Bleckede (dpa/lni) – Tisch 14 ist der gefragteste in «Urtes Wohnküche». Einmal im Monat veranstaltet Urte Rötz in Bleckede im Landkreis Lüneburg ein Single-Dinner, deckt für die sechs Angemeldeten festlich ein und serviert ein Drei-Gänge-Überraschungsmenü. «Es geht nicht ums Dating, ich will weder Größe noch Beruf wissen», erzählt die 58-Jährige. Es geht ihr ums Miteinander. Und die Menschen, die sich anmeldeten, seien offen.
So wie Ernst Schumacher, der aus Seevetal bei Hamburg schon dreimal die 60 Kilometer hin und zurück fuhr.

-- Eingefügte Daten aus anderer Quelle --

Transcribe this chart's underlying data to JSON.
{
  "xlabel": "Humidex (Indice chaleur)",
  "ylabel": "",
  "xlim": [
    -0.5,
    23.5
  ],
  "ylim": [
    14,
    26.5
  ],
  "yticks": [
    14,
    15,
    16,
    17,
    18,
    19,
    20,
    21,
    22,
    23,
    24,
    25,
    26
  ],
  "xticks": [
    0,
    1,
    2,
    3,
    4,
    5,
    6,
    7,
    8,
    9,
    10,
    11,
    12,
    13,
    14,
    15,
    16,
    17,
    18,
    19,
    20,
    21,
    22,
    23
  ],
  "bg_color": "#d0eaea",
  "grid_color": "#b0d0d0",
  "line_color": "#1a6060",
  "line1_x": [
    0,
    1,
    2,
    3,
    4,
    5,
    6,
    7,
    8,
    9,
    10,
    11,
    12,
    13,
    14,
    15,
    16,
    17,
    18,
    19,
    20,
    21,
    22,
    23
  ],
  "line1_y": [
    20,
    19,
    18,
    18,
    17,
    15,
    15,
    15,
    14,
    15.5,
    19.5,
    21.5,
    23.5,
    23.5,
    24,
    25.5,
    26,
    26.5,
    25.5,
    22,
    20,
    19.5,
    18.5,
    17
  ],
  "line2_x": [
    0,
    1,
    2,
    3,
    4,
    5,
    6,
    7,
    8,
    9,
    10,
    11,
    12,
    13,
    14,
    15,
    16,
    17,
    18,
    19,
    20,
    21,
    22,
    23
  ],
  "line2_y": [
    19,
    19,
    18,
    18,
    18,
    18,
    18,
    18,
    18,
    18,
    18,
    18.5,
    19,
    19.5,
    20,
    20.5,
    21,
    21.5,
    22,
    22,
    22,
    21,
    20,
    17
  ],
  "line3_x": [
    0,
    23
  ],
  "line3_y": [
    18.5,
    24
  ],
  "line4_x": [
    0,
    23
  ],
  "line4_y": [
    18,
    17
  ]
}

Als die Frau des 80-Jährigen im vergangenen Jahr starb, las er zwei Monate später von der Idee und meldete sich spontan an. «Es ist wunderbar, wenn man sich unterhalten kann. Das ist so eine geniale Idee, ich habe für ein paar Stunden meine schlechte Laune vergessen», erzählt der Rentner.
Anfangs kämen die Gespräche am runden Sechser-Tisch meist schleppend in Gang, das gebe sich im Laufe des Abends. «Dann geht es irgendwann fließend, jeder erzählt, was er gemacht hat. Einfach fantastisch, ich finde das Ganze faszinierend», sagt Schumacher.
Nach einem Abend habe er sich sogar noch einmal mit jemandem allein getroffen. Er ist offen für neue Freundschaften. Aber das Wichtigste: «Wir amüsieren uns meist köstlich». Beim letzten Mal löste sich die Runde erst nach vier Stunden auf. «Ich weiß nicht, warum andere Restaurants nicht auf so eine Idee kommen.» Er wolle es auf jeden Fall in seinem Stammlokal in Sittensen anregen.
Rötz bestätigt, dass in dem urigen Lokal über zwei Etagen Tisch 14 meist noch besetzt ist, wenn schon alle anderen auf dem Heimweg sind. «Sie erzählen sich ihre Lebensgeschichten, kommen meist aus ganz unterschiedlichen Bereichen», sagt die Initiatorin, die sich wünscht, dass viele Restaurants ihre Idee nachahmen.
Meist hat sie einen Koch, der in einer offenen Küche die regionalen Speisen zubereitet – man kann dabei zusehen. Sie entwirft die Speisekarte mit heimischen Gerichten, so wie sie auch bei ihr auf einem Internet-Blog zu lesen sind. Auf die Single-Idee kam die Landwirtschaftsberaterin an den langen Abenden, die sie bei ihren Dienstreisen allein im Restaurant verbringen musste. Werbung machte sie bisher nicht, die Mund-zu-Mund-Propaganda reicht.
Und bereits vor der Eröffnung ihres kleines Lokals probierte sie das Bekochen von Fremden in den heimischen vier Wänden aus. Die Gäste kannten sich meist nicht, spendeten einen Obolus für einen guten Zweck. «Ich komme aus der Landwirtschaft und habe einen großen Tisch vermisst», sagt Rötz. Im Sommer steht sie an den Wochenenden um vier Uhr morgens auf, um eigenen Kuchen für die Gäste zu backen.
Urlaub macht sie wenig, nur Anlässe wie die Einschulung der Enkel sind ihr wichtig. Das war schon immer so, auch als sie noch die Verantwortung für einen großen Hof mit Ackerbau und Viehzucht in der Altmark in Sachsen-Anhalt hatte, den sie nach dem Tod ihres Mannes allein weiterführte und später ihrem Sohn übergab.
In dem autobiografischen Roman «Rotweinlaunen – Die elegante Form von Schnapsideen» hat sie unter dem Pseudonym Jour Bromann ihre Lebensgeschichte aufgeschrieben, auch das jahrelange Intermezzo als Fraktionsvorsitzende der CDU im Kreistag. Und den Wunsch, eines Tages in die Nähe des alten Hofes zurückzukehren.